Né le 4 janvier 1914 à Provins, Jean‑Pierre Vernant est orphelin de père, engagé volontaire mort au front en 1915, puis de mère en 1923. En 1931, il suit les traces de son frère aîné et part étudier la philosophie à la Sorbonne (licence en 1934, agrégation en 1937) tout en militant aux Jeunesses communistes, dans un contexte d’affrontements violents et réguliers avec les ligues fascistes. C’est également dans ces années qu’il rencontre Lida Nahimovich, sa future épouse, et se lie d’amitié avec Ignace Meyerson.
Appelé au service militaire en octobre 1937, il est mobilisé pour la « drôle de guerre ». Après l’armistice de juin 1940, il est nommé professeur de philosophie dans un lycée toulousain. Refusant le pacte germano-soviétique, Vernant prend ses distances avec le PCF et entre en résistance, d’abord en éditant des tracts avec son frère, puis en rejoignant, en février 1942, le mouvement Libération. Il devient dirigeant de l’armée secrète de Haute-Garonne quelques mois plus tard. En août 1944, le « colonel Berthier » est à la tête des FFI de Haute-Garonne et libère Toulouse de l’occupant. Il dirige ensuite les opérations dans tout le Sud-Ouest jusqu’à l’automne.
Après la guerre, Vernant enseigne dans un lycée puis entre au CNRS en 1948. Il publie alors ses premiers articles sur la Grèce ancienne.

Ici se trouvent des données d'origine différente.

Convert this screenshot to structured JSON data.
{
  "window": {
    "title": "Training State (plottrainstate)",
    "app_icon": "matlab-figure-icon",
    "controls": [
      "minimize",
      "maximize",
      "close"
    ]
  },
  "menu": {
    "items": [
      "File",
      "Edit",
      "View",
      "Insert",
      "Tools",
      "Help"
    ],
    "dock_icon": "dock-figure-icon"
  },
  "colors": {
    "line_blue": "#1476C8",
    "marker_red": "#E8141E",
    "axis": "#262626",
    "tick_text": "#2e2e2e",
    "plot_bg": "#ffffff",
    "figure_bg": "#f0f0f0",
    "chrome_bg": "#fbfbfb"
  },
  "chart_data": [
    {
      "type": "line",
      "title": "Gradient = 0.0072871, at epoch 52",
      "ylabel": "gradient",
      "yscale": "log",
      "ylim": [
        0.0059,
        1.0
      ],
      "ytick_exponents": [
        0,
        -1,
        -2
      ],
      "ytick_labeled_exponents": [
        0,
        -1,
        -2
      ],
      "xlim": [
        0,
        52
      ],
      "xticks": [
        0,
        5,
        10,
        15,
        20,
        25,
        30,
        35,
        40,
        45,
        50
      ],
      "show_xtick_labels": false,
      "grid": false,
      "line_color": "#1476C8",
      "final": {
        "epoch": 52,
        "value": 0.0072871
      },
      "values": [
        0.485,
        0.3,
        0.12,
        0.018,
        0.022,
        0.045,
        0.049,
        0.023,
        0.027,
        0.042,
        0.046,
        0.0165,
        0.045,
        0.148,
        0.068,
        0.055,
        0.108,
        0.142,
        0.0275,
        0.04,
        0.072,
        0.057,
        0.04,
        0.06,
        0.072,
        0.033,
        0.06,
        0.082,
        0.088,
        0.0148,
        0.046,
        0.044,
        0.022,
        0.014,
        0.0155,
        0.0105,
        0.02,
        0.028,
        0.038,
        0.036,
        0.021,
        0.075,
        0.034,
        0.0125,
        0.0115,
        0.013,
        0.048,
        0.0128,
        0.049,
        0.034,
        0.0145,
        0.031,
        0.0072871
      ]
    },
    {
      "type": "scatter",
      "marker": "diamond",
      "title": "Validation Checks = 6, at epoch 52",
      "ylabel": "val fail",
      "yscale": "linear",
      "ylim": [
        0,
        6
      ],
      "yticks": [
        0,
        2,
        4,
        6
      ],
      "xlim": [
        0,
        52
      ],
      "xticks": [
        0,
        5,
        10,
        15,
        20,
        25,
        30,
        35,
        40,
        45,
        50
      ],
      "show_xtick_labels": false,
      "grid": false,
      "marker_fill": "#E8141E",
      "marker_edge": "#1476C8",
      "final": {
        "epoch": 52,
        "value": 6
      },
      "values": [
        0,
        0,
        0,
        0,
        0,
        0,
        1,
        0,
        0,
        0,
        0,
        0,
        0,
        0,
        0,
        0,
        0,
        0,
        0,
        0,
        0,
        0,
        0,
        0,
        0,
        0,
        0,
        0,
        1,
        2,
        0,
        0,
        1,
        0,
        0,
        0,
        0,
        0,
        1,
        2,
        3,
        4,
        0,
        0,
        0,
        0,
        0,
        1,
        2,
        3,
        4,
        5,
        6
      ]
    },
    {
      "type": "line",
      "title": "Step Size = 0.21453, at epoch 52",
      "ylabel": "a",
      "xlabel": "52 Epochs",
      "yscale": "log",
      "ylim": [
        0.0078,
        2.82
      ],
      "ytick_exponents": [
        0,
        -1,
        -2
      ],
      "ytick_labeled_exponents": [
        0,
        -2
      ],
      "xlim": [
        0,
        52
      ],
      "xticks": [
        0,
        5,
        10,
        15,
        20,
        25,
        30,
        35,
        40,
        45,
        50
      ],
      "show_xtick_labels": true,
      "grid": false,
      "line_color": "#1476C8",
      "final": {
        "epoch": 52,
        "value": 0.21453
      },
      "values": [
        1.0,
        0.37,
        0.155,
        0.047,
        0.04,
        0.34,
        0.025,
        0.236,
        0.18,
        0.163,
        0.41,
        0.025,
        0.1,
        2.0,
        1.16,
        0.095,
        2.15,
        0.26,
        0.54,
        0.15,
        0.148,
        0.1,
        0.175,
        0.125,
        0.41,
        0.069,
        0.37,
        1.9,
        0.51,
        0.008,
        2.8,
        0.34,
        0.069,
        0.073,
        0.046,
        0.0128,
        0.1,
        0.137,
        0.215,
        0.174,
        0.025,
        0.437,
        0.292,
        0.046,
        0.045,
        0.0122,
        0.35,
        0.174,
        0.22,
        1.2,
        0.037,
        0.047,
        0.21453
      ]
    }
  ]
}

Il devient directeur d’études à l’EPHE en 1958, d’abord à la VIe section, celle des sciences économiques et sociales (devenue l’EHESS en 1975), avant de passer à la Ve section, celle des sciences religieuses en 1968. Il publie son premier livre, Les Origines de la pensée grecque, en 1962. Vernant s’y attache à décrire les conditions d’émergence d’une pensée rationnelle en Grèce ancienne. L’ouvrage, conçu originellement contre le dogme communiste, bouscule également les idées reçues sur le « miracle grec » cher à la majorité des hellénistes d’alors, prompts à défendre l’exceptionnalité de la culture grecque et son rôle supposément fondateur de la culture européenne contemporaine.
C’est avec une poignée de collègues convaincus, au contraire, de l’étrangeté du monde grec et de la nécessité de se déprendre de la notion d’héritage que Vernant fonde en 1964 le Centre de recherches comparées sur les sociétés anciennes. Autour de Vernant, Marcel Detienne, Pierre Vidal‑Naquet et Claude Mossé forment une équipe parfois appelée « l’École de Paris » (bien que les membres du centre récusassent ce terme) qui propose alors une approche tout à fait novatrice, inspirée par la philosophie marxiste et nourrie de la fréquentation d’autres disciplines, en particulier l’économie, la sociologie et l’anthropologie.
Jean‑Pierre Vernant est élu professeur du Collège de France en 1975, avec le soutien de Georges Dumézil, Claude Lévi-Strauss et André Caquot. Un an après Jacqueline de Romilly, c’est donc un autre helléniste qui entre au Collège pour y proposer une étude de la Grèce ancienne d’une manière singulièrement différente à celle de J. de Romilly.
Pendant une dizaine d’années au Collège de France, J.‑P. Vernant a travaillé essentiellement sur des questions religieuses, qui permettaient sans doute plus que tout autre de confronter la documentation grecque à celle d’autres cultures, anciennes ou récentes. Il a ainsi inscrit définitivement les études grecques dans le paysage des sciences sociales. En insistant tout particulièrement sur les fêtes et les rituels, il a également rendu au monde grec antique son originalité et sa part d’étrangeté.